Data Mining in de SAND
Datum: Dinsdag 20 juni @ 15:38:31 GMT+1
Onderwerp: Onderzoek


Mijn derde onderzoeksvraag luidt: "Wat zijn relevante afhankelijkheden tussen syntactische variabelen?" Om deze vraag te helpen beantwoorden, genereert mijn programma varc, het VARiable Correlation programma, alle relaties tussen alle variabelen in een Excel-compatibel bestand dat interactief bekeken kan worden.

De 13-kolommen tellende tabel bestaat uit:

  1. #From variable
  2. #To variable
  3. #Variable distance: The Hamming distance between two atomic variables based on their respective geographic distributions using the union set of locations where either one of the variables occurs.
  4. #Confidence: The ratio of locations included in the distance measurement.

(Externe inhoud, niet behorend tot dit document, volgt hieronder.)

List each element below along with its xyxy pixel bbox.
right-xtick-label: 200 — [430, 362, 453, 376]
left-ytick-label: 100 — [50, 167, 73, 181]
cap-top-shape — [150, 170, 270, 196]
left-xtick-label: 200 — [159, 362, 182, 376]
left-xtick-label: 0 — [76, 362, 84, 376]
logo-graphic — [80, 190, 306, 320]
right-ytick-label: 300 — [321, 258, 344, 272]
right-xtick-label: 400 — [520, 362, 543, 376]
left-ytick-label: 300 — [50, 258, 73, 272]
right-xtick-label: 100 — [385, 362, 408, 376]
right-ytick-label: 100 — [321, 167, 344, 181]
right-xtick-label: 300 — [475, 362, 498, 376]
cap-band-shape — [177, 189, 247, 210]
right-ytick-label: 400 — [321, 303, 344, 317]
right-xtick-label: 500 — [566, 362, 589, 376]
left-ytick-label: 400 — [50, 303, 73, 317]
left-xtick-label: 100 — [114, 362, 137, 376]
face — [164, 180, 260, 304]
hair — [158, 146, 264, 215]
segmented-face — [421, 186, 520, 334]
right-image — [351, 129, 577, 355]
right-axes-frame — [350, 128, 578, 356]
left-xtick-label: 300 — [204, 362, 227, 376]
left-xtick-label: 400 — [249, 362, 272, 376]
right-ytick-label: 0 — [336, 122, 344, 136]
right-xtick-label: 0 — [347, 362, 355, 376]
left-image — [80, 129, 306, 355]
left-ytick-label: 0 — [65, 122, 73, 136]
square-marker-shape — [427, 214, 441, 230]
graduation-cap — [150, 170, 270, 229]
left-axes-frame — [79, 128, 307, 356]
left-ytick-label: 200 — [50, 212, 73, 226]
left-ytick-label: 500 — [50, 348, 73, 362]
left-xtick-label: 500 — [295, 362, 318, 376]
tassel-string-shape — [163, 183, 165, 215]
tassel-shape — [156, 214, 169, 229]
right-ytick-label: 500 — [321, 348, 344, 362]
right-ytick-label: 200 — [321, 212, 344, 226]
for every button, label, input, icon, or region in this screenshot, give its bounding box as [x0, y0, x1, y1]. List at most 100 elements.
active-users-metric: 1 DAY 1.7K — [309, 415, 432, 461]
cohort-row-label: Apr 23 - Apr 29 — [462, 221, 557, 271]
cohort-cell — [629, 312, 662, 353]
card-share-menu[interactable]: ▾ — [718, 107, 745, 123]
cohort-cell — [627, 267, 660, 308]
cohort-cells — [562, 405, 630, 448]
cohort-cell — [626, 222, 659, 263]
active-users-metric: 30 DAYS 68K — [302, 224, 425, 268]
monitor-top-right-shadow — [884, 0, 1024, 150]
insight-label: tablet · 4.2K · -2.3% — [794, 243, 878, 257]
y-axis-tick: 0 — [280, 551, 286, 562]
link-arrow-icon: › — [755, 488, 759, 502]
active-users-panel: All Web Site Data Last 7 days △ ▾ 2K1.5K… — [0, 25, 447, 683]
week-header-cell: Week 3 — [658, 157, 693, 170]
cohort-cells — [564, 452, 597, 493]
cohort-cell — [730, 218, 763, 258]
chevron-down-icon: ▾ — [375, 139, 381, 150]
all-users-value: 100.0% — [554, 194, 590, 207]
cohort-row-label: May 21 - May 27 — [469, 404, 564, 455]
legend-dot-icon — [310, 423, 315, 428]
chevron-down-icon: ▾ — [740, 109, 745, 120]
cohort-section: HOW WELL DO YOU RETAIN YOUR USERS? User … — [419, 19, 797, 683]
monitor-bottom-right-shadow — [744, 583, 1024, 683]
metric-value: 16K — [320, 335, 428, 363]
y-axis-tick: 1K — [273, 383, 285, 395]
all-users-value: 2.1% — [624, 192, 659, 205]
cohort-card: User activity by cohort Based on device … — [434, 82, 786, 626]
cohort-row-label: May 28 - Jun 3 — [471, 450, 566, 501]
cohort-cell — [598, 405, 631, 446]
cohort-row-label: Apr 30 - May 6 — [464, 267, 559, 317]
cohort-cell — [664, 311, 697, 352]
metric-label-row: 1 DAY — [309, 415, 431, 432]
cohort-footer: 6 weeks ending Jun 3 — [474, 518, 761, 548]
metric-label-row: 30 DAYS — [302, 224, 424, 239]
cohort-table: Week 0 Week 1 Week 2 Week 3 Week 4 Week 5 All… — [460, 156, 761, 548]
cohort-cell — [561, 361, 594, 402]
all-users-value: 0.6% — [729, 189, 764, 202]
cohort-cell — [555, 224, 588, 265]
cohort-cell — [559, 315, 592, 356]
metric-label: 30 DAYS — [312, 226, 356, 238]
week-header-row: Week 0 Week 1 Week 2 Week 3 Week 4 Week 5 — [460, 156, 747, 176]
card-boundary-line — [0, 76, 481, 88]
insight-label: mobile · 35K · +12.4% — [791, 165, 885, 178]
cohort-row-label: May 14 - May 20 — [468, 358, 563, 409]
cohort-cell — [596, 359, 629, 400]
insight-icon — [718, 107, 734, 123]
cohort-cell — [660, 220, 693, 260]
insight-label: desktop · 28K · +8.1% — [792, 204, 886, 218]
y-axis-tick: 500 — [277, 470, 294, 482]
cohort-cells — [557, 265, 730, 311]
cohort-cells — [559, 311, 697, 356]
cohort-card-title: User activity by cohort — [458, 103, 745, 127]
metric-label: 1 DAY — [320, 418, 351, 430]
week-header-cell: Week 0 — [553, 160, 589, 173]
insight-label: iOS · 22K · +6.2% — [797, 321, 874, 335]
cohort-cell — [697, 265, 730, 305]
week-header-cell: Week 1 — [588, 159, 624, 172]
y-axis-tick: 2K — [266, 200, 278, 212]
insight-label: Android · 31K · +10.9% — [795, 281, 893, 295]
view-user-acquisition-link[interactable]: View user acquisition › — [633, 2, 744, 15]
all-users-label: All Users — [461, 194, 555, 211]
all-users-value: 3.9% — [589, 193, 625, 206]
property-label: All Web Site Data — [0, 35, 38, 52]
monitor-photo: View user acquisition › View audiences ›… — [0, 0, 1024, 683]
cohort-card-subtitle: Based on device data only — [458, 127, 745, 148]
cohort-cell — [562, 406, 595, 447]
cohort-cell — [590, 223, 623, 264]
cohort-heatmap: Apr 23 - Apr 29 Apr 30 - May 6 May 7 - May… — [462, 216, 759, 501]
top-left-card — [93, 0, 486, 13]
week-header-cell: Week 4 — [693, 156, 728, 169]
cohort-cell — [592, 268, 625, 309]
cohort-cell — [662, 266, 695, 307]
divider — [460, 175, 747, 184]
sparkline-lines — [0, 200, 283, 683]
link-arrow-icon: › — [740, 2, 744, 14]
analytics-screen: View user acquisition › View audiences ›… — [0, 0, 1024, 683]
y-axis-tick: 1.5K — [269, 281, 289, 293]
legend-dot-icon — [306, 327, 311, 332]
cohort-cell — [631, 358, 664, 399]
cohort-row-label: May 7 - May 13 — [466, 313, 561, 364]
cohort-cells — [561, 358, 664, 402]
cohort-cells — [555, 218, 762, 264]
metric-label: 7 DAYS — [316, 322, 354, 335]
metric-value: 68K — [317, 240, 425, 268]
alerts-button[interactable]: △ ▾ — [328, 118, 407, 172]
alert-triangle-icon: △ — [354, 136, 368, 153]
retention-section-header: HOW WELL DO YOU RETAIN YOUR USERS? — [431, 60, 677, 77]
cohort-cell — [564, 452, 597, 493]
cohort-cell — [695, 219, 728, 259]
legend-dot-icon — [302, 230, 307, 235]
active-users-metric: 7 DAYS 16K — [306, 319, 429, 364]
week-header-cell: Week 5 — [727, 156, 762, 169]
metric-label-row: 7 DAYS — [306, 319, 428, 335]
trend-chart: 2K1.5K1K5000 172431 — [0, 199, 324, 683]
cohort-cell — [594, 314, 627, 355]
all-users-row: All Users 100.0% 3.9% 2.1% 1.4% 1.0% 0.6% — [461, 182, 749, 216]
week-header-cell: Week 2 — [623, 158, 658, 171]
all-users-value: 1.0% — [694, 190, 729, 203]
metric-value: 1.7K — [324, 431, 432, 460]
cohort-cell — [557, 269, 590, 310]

For example, a confidence value of 0.333 indicates that 89 of the 267 dialect locations were used to measure the distance between the two variables.
  5. #From example
  6. #To example
  7. #From context
  8. #To context
  9. #From Gloss
  10. #To Gloss
  11. #From Translation
  12. #To Translation
  13. #Reversed: Whether the row information describes the distance from FROM to TO or from TO to FROM. This is useful when sorting the data and the only reason why the data is presented bidirectionally.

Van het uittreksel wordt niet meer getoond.